En Hongrie, selon le premier ministre conservateur, le rôle de la femme devrait être « de s’occuper de la maison et de faire des enfants » . Il est allé jusqu’à introduire dans les cours de sciences l’affirmation que “les garçons et les filles (…) n’ont pas les mêmes capacités physiques et aptitudes intellectuelles“.

Mais ce ne sont pas les seuls États en Europe. Selon un rapport de 2017 du Conseil de l’Europe, l’Arménie, la Géorgie, la Russie, la Slovaquie, etc. ont également renforcé les critères à remplir pour avoir accès à l’avortement.

Au Brésil

Depuis l’élection du Président Jair Bolsonaro en janvier 2019, les droits que les femmes avaient acquis au fil des années connaissent un net recul.

Tout d’abord, un projet de loi approuvé en septembre 2019 par le Congrès national avait pour objet d’obliger les hôpitaux à notifier à la police les cas des femmes victimes d’agressions et de violences. Il existait déjà un système de communication au sein des services de santé mais le projet avait l’ambition d’aller plus loin en informant également les services de police de la situation de ces femmes victimes d’agressions et de violences. Elles n’auraient donc plus eu à faire la démarche de communiquer elles-mêmes leur agression aux services de police car ils en auraient été informés directement dès l’arrivée de la victime à l’hôpital.

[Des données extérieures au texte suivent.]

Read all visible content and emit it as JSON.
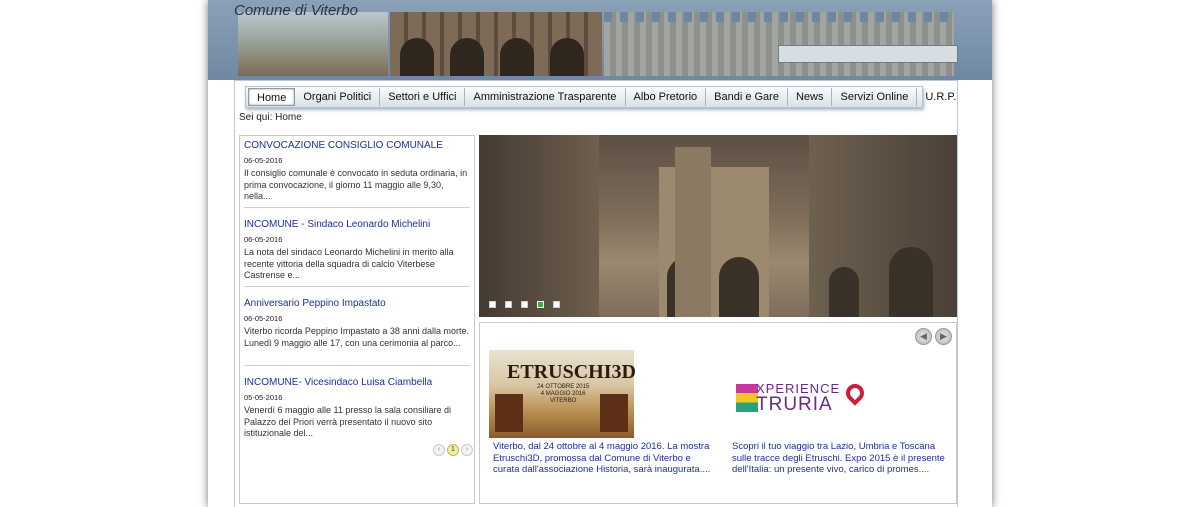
{
  "header": {
    "site_title": "Comune di Viterbo",
    "search_placeholder": ""
  },
  "nav": {
    "items": [
      "Home",
      "Organi Politici",
      "Settori e Uffici",
      "Amministrazione Trasparente",
      "Albo Pretorio",
      "Bandi e Gare",
      "News",
      "Servizi Online",
      "U.R.P."
    ],
    "active": "Home"
  },
  "breadcrumb": "Sei qui: Home",
  "news": [
    {
      "title": "CONVOCAZIONE CONSIGLIO COMUNALE",
      "date": "06-05-2016",
      "excerpt": "Il consiglio comunale è convocato in seduta ordinaria, in prima convocazione, il giorno 11 maggio alle 9,30, nella..."
    },
    {
      "title": "INCOMUNE - Sindaco Leonardo Michelini",
      "date": "06-05-2016",
      "excerpt": "La nota del sindaco Leonardo Michelini in merito alla recente vittoria della squadra di calcio Viterbese Castrense e..."
    },
    {
      "title": "Anniversario Peppino Impastato",
      "date": "06-05-2016",
      "excerpt": "Viterbo ricorda Peppino Impastato a 38 anni dalla morte. Lunedì 9 maggio alle 17, con una cerimonia al parco..."
    },
    {
      "title": "INCOMUNE- Vicesindaco Luisa Ciambella",
      "date": "05-05-2016",
      "excerpt": "  Venerdì 6 maggio alle 11 presso la sala consiliare di Palazzo dei Priori verrà presentato il nuovo sito istituzionale del..."
    }
  ],
  "news_pager": {
    "prev": "‹",
    "current": "1",
    "next": "›"
  },
  "slider": {
    "slide_count": 5,
    "active_index": 3
  },
  "featured": {
    "prev_icon": "arrow-left-icon",
    "next_icon": "arrow-right-icon",
    "cards": [
      {
        "image_title": "ETRUSCHI3D",
        "image_sub": "24 OTTOBRE 2015\n4 MAGGIO 2016\nVITERBO",
        "text": "Viterbo, dal 24 ottobre al 4 maggio 2016. La mostra Etruschi3D, promossa dal Comune di Viterbo e curata dall'associazione Historia, sarà inaugurata...."
      },
      {
        "logo_line1": "XPERIENCE",
        "logo_line2": "TRURIA",
        "text": "Scopri il tuo viaggio tra Lazio, Umbria e Toscana sulle tracce degli Etruschi. Expo 2015 è il presente dell'Italia: un presente vivo, carico di promes...."
      }
    ]
  }
}
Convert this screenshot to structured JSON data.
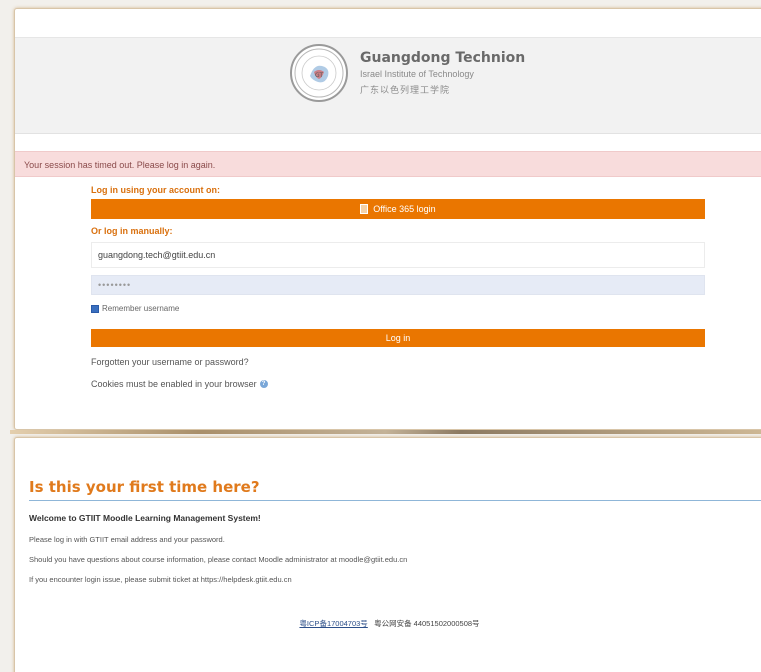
{
  "header": {
    "institution_name": "Guangdong Technion",
    "institution_subtitle": "Israel Institute of Technology",
    "institution_chinese": "广东以色列理工学院"
  },
  "alert": {
    "message": "Your session has timed out. Please log in again."
  },
  "login": {
    "heading": "Log in using your account on:",
    "office_button": "Office 365 login",
    "manual_heading": "Or log in manually:",
    "username_value": "guangdong.tech@gtiit.edu.cn",
    "password_value": "••••••••",
    "remember_label": "Remember username",
    "login_button": "Log in",
    "forgot_link": "Forgotten your username or password?",
    "cookies_notice": "Cookies must be enabled in your browser"
  },
  "first_time": {
    "title": "Is this your first time here?",
    "welcome": "Welcome to GTIIT Moodle Learning Management System!",
    "line1": "Please log in with GTIIT email address and your password.",
    "line2": "Should you have questions about course information, please contact Moodle administrator at moodle@gtiit.edu.cn",
    "line3": "If you encounter login issue, please submit ticket at https://helpdesk.gtiit.edu.cn"
  },
  "footer": {
    "icp": "粤ICP备17004703号",
    "police": "粤公网安备 44051502000508号"
  },
  "colors": {
    "accent_orange": "#ea7600",
    "title_orange": "#e07a1c",
    "alert_bg": "#f8dcdc",
    "password_bg": "#e6ebf6"
  },
  "icons": {
    "logo": "university-seal-icon",
    "office": "office-icon",
    "help": "question-circle-icon",
    "checkbox": "checkbox-checked-icon"
  }
}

Bien que ce projet fut adopté par le Congrès national, le Président y oppose son véto en proposant, comme solution alternative, une consultation avec la Ministre de la Femme, de la Famille et des Droits de l’Homme : Damares Alves. Une solution qui s’avère absolument insuffisante et inadéquate pour régler le problème des violences contre les femmes. Rappelons que, selon les données du ministère de la Santé, une femme est agressée toutes les 4 minutes au Brésil.

Le Président brésilien et son gouvernement ne s’arrêtent malheureusement pas là. On assiste également à une réduction budgétaire drastique en matière de protection des femmes. Ce mercredi 5 février 2020, Jair Bolsonaro a ainsi fait savoir qu’il n’avait pas l’intention d’augmenter le budget des politiques de lutte contre la violence à l’égard des femmes. Selon lui, les politiques dans ce domaine ne dépendent pas de l’argent mais du « changement de comportement ».

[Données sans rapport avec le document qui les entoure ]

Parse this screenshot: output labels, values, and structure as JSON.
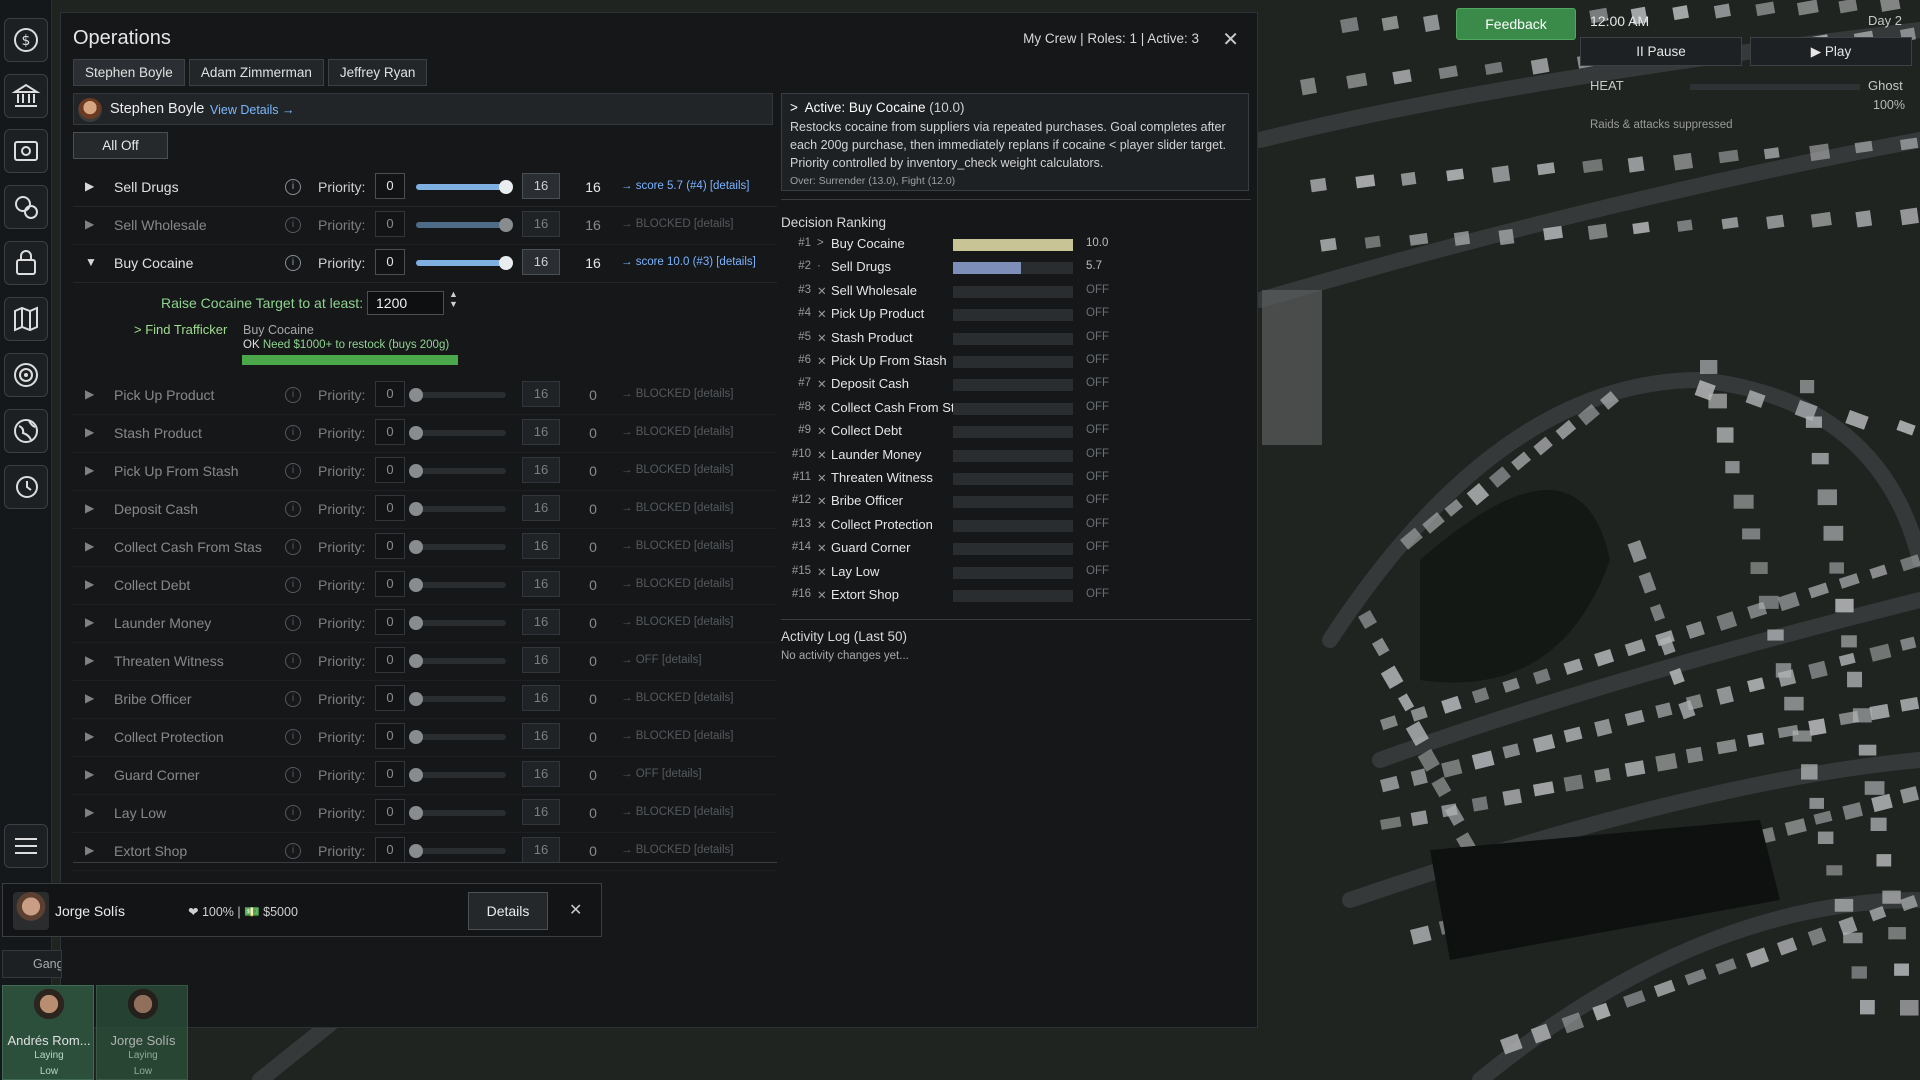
{
  "panel": {
    "title": "Operations",
    "crew_summary": "My Crew | Roles: 1 | Active: 3",
    "close_glyph": "✕",
    "tabs": [
      "Stephen Boyle",
      "Adam Zimmerman",
      "Jeffrey Ryan"
    ],
    "active_tab": 0,
    "member_name": "Stephen Boyle",
    "view_details": "View Details →",
    "all_off": "All Off"
  },
  "tasks": [
    {
      "name": "Sell Drugs",
      "expanded": false,
      "priority_label": "Priority:",
      "min": "0",
      "max": "16",
      "value": "16",
      "score": "→ score 5.7 (#4) [details]",
      "enabled": true,
      "level": 1.0
    },
    {
      "name": "Sell Wholesale",
      "expanded": false,
      "priority_label": "Priority:",
      "min": "0",
      "max": "16",
      "value": "16",
      "score": "→ BLOCKED [details]",
      "enabled": false,
      "level": 1.0
    },
    {
      "name": "Buy Cocaine",
      "expanded": true,
      "priority_label": "Priority:",
      "min": "0",
      "max": "16",
      "value": "16",
      "score": "→ score 10.0 (#3) [details]",
      "enabled": true,
      "level": 1.0
    },
    {
      "name": "Pick Up Product",
      "expanded": false,
      "priority_label": "Priority:",
      "min": "0",
      "max": "16",
      "value": "0",
      "score": "→ BLOCKED [details]",
      "enabled": false,
      "level": 0
    },
    {
      "name": "Stash Product",
      "expanded": false,
      "priority_label": "Priority:",
      "min": "0",
      "max": "16",
      "value": "0",
      "score": "→ BLOCKED [details]",
      "enabled": false,
      "level": 0
    },
    {
      "name": "Pick Up From Stash",
      "expanded": false,
      "priority_label": "Priority:",
      "min": "0",
      "max": "16",
      "value": "0",
      "score": "→ BLOCKED [details]",
      "enabled": false,
      "level": 0
    },
    {
      "name": "Deposit Cash",
      "expanded": false,
      "priority_label": "Priority:",
      "min": "0",
      "max": "16",
      "value": "0",
      "score": "→ BLOCKED [details]",
      "enabled": false,
      "level": 0
    },
    {
      "name": "Collect Cash From Stas",
      "expanded": false,
      "priority_label": "Priority:",
      "min": "0",
      "max": "16",
      "value": "0",
      "score": "→ BLOCKED [details]",
      "enabled": false,
      "level": 0
    },
    {
      "name": "Collect Debt",
      "expanded": false,
      "priority_label": "Priority:",
      "min": "0",
      "max": "16",
      "value": "0",
      "score": "→ BLOCKED [details]",
      "enabled": false,
      "level": 0
    },
    {
      "name": "Launder Money",
      "expanded": false,
      "priority_label": "Priority:",
      "min": "0",
      "max": "16",
      "value": "0",
      "score": "→ BLOCKED [details]",
      "enabled": false,
      "level": 0
    },
    {
      "name": "Threaten Witness",
      "expanded": false,
      "priority_label": "Priority:",
      "min": "0",
      "max": "16",
      "value": "0",
      "score": "→ OFF [details]",
      "enabled": false,
      "level": 0
    },
    {
      "name": "Bribe Officer",
      "expanded": false,
      "priority_label": "Priority:",
      "min": "0",
      "max": "16",
      "value": "0",
      "score": "→ BLOCKED [details]",
      "enabled": false,
      "level": 0
    },
    {
      "name": "Collect Protection",
      "expanded": false,
      "priority_label": "Priority:",
      "min": "0",
      "max": "16",
      "value": "0",
      "score": "→ BLOCKED [details]",
      "enabled": false,
      "level": 0
    },
    {
      "name": "Guard Corner",
      "expanded": false,
      "priority_label": "Priority:",
      "min": "0",
      "max": "16",
      "value": "0",
      "score": "→ OFF [details]",
      "enabled": false,
      "level": 0
    },
    {
      "name": "Lay Low",
      "expanded": false,
      "priority_label": "Priority:",
      "min": "0",
      "max": "16",
      "value": "0",
      "score": "→ BLOCKED [details]",
      "enabled": false,
      "level": 0
    },
    {
      "name": "Extort Shop",
      "expanded": false,
      "priority_label": "Priority:",
      "min": "0",
      "max": "16",
      "value": "0",
      "score": "→ BLOCKED [details]",
      "enabled": false,
      "level": 0
    }
  ],
  "buy_cocaine": {
    "raise_label": "Raise Cocaine Target to at least:",
    "raise_value": "1200",
    "find_trafficker": "> Find Trafficker",
    "sub_title": "Buy Cocaine",
    "ok": "OK",
    "need": "Need $1000+ to restock (buys 200g)",
    "progress": 1.0
  },
  "active": {
    "title": "Active: Buy Cocaine",
    "score": "(10.0)",
    "marker": ">",
    "description": "Restocks cocaine from suppliers via repeated purchases. Goal completes after each 200g purchase, then immediately replans if cocaine < player slider target. Priority controlled by inventory_check weight calculators.",
    "over": "Over: Surrender (13.0), Fight (12.0)"
  },
  "ranking": {
    "title": "Decision Ranking",
    "rows": [
      {
        "rank": "#1",
        "mark": ">",
        "name": "Buy Cocaine",
        "value": "10.0",
        "score": 10.0,
        "color": "#c9c495"
      },
      {
        "rank": "#2",
        "mark": "·",
        "name": "Sell Drugs",
        "value": "5.7",
        "score": 5.7,
        "color": "#7d8fb8"
      },
      {
        "rank": "#3",
        "mark": "✕",
        "name": "Sell Wholesale",
        "value": "OFF",
        "score": 0
      },
      {
        "rank": "#4",
        "mark": "✕",
        "name": "Pick Up Product",
        "value": "OFF",
        "score": 0
      },
      {
        "rank": "#5",
        "mark": "✕",
        "name": "Stash Product",
        "value": "OFF",
        "score": 0
      },
      {
        "rank": "#6",
        "mark": "✕",
        "name": "Pick Up From Stash",
        "value": "OFF",
        "score": 0
      },
      {
        "rank": "#7",
        "mark": "✕",
        "name": "Deposit Cash",
        "value": "OFF",
        "score": 0
      },
      {
        "rank": "#8",
        "mark": "✕",
        "name": "Collect Cash From St",
        "value": "OFF",
        "score": 0
      },
      {
        "rank": "#9",
        "mark": "✕",
        "name": "Collect Debt",
        "value": "OFF",
        "score": 0
      },
      {
        "rank": "#10",
        "mark": "✕",
        "name": "Launder Money",
        "value": "OFF",
        "score": 0
      },
      {
        "rank": "#11",
        "mark": "✕",
        "name": "Threaten Witness",
        "value": "OFF",
        "score": 0
      },
      {
        "rank": "#12",
        "mark": "✕",
        "name": "Bribe Officer",
        "value": "OFF",
        "score": 0
      },
      {
        "rank": "#13",
        "mark": "✕",
        "name": "Collect Protection",
        "value": "OFF",
        "score": 0
      },
      {
        "rank": "#14",
        "mark": "✕",
        "name": "Guard Corner",
        "value": "OFF",
        "score": 0
      },
      {
        "rank": "#15",
        "mark": "✕",
        "name": "Lay Low",
        "value": "OFF",
        "score": 0
      },
      {
        "rank": "#16",
        "mark": "✕",
        "name": "Extort Shop",
        "value": "OFF",
        "score": 0
      }
    ]
  },
  "activity_log": {
    "title": "Activity Log (Last 50)",
    "empty": "No activity changes yet..."
  },
  "member_card": {
    "name": "Jorge Solís",
    "stats": "❤ 100% | 💵 $5000",
    "details": "Details",
    "close": "✕"
  },
  "gang_tab": "Gang",
  "crew_cards": [
    {
      "name": "Andrés Rom...",
      "status": "Laying",
      "level": "Low"
    },
    {
      "name": "Jorge Solís",
      "status": "Laying",
      "level": "Low"
    }
  ],
  "hud": {
    "feedback": "Feedback",
    "time": "12:00 AM",
    "day": "Day 2",
    "pause": "II Pause",
    "play": "▶ Play",
    "heat_label": "HEAT",
    "heat_level": "Ghost",
    "heat_pct": "100%",
    "raids_note": "Raids & attacks suppressed"
  },
  "sidebar_icons": [
    "dollar-icon",
    "bank-icon",
    "surveillance-icon",
    "drug-timer-icon",
    "locked-bag-icon",
    "map-icon",
    "target-icon",
    "globe-icon",
    "history-icon",
    "menu-icon"
  ],
  "colors": {
    "accent": "#7eb0e2",
    "ok_green": "#4aa84a",
    "feedback_green": "#3a8a4a"
  }
}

On peut citer, notamment, le programme « la Maison de la Femme Brésilienne », venant en aide aux victimes de violences, qui n’a pas reçu un centime en 2019, le budget du Secrétariat de la femme qui a été réduit de 95% entre 2015 et 2019, les paiements pour les soins aux femmes en situation de violence qui sont quant à eux passés de 34,7 millions à seulement 194.700 Reals brésiliens.

Enfin, concernant la représentation des femmes dans le monde politique, le gouvernement de Bolsonaro n’améliore guère la situation. En effet, alors que le gouvernement précédent voyait à sa tête une femme, Dilma Rousseff, le gouvernement actuel est composé de 20 hommes et seulement 2 femmes. De plus, au Congrès national, seulement 11% des membres sont des femmes. D’après l’ONU, c’est le troisième plus petit pourcentage en Amérique du Sud, après Haïti et le Belize.

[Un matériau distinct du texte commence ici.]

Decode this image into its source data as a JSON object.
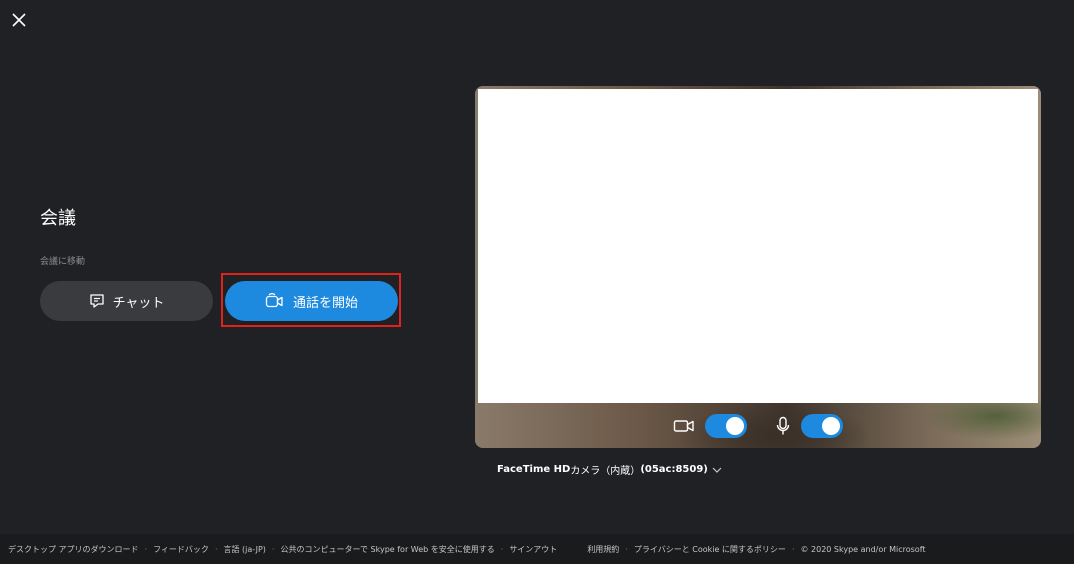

Ainsi, entre les coupes budgétaires concernant les victimes de violences et d’agression, l’abandon d’un projet de loi qui aurait permis à ces victimes de ne pas subir de lourdes procédures après leur agression, la solution de l’abstinence sexuelle pour lutter contre les grossesses précoces et les inégalités criantes, la situation des femmes depuis l’élection de Jair Bolsonaro ne cesse de se détériorer.

Conclusion

Loin de tomber dans un catastrophisme exacerbé, il nous semble utile de rappeler que les droits que nous avons acquis, et pas seulement en ce qui concerne les droits des femmes, ne sont pas immuables.

Même si le chemin à parcourir reste encore long pour que les femmes n’aient plus à se battre pour obtenir des droits qui devraient déjà être les leurs, il ne faut pas être défaitiste : du progrès, il y en a. Dans les avancées récentes à souligner, il y a par exemple la première sortie spatiale entièrement féminine , la première femme française lauréate du prix Nobel d’économie (Esther Duflo) ou encore le fait qu’il y ait cinq femmes à la tête du gouvernement en Finlande.

Isolde Legrand & Fanny Royen.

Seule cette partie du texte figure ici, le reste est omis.